À l’occasion de la Journée internationale pour la sensibilisation au problème des mines et l’assistance à la lutte antimines, le secrétaire général des Nations unies, M. Antonio Guterres, a déclaré samedi dernier que chaque année, ces mines antipersonnel font des milliers de morts, sans compter les blessés, et qu’elles entraînent des impacts sanitaires négatifs graves à long terme.
Par Ikram Haou
Selon M. Guterres, les mines terrestres, les restes explosifs de guerre et les engins explosifs improvisés causent des ravages parmi les civils, en particulier les enfants. Il a ajouté qu’il est nécessaire de déployer des efforts et d’élargir les capacités de lutte contre les mines antipersonnel, et a souligné l’importance de la lutte antimines dans les pays où la paix est fragile, lorsqu’une aide humanitaire est déployée en urgence ou quand le développement peine à se concrétiser.

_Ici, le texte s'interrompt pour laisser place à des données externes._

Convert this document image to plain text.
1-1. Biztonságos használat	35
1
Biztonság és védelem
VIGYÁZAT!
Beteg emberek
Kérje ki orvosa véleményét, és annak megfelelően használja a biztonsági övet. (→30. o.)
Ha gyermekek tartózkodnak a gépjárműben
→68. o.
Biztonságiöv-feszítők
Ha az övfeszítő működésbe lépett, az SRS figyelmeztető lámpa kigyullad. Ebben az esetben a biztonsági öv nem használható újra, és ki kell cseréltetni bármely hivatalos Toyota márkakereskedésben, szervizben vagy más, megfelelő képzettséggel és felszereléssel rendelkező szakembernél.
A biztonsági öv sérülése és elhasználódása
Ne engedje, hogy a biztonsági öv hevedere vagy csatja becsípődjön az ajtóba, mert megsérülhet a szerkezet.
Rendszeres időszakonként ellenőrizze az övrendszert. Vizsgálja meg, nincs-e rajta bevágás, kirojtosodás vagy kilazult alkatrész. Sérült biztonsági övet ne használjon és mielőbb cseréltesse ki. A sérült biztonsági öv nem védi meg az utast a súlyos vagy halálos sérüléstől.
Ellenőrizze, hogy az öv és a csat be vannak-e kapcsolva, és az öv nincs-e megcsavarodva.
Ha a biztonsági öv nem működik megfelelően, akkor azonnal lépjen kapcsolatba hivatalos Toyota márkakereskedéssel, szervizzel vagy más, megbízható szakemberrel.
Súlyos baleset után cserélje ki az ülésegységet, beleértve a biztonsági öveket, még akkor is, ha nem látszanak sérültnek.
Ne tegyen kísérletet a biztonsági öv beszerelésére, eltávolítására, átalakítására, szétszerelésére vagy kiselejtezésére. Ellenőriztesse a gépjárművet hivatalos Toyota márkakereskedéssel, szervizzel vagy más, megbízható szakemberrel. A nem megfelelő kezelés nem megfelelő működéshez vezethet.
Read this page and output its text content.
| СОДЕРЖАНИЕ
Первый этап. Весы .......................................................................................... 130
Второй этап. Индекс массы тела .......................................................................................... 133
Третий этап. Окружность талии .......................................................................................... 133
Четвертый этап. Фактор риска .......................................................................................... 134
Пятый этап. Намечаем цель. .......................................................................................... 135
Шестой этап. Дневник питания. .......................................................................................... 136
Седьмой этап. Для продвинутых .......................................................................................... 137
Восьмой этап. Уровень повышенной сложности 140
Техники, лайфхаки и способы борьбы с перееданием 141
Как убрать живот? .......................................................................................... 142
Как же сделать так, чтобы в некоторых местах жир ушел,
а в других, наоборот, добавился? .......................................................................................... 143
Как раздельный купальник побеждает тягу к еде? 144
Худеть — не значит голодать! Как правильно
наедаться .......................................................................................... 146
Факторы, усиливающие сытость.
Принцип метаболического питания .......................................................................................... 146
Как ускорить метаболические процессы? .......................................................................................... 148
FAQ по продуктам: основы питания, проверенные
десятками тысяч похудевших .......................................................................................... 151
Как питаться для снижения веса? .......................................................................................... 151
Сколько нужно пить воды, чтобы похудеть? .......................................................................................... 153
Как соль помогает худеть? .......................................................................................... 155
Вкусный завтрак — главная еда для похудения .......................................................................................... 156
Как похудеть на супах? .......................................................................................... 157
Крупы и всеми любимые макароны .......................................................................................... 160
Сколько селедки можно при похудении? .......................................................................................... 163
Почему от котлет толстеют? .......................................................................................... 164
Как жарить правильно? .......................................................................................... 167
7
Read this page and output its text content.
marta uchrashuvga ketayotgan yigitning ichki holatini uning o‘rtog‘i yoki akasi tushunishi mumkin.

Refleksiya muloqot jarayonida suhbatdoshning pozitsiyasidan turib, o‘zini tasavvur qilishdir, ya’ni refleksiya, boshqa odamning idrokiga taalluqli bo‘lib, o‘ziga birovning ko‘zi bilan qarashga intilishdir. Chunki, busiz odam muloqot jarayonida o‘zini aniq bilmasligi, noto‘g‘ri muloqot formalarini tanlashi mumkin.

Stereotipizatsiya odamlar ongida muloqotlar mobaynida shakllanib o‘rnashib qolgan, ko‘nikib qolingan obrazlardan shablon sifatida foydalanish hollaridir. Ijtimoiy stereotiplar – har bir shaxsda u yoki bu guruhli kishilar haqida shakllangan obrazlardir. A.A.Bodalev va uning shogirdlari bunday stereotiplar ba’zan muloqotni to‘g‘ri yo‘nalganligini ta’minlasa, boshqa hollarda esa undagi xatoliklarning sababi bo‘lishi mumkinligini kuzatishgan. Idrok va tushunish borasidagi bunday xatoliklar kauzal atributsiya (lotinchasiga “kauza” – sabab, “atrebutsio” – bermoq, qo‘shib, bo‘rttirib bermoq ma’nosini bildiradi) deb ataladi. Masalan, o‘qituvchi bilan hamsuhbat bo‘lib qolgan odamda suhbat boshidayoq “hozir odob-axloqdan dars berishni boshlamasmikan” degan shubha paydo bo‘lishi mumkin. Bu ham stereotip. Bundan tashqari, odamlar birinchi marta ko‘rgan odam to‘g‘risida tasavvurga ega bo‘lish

Par ailleurs, M. Guterres a appelé les États membres à adopter et à signer les instruments établis à cette fin, notamment la Convention sur l’interdiction des mines antipersonnel, et il a incité ceux qui s’en sont retirés à y adhérer de nouveau. Il a noté que sans la préservation de ces instruments essentiels, la protection des civils rencontrera des difficultés pour sauver les innocentes et innocents en danger, dont le nombre atteint déjà 100 millions. Selon lui, il est impératif d’éliminer la menace et les dangers de ces armes. Toutes ces démarches, a expliqué M. Guterres, visent à préserver l’être humain, notamment les populations du monde entier, afin qu’elles puissent vivre en plus grande sécurité. Rappelons que la Journée internationale pour la sensibilisation au problème des mines et l’assistance à la lutte antimines se déroule cette année sous le thème : « Investir dans la paix, investir dans la lutte antimines ».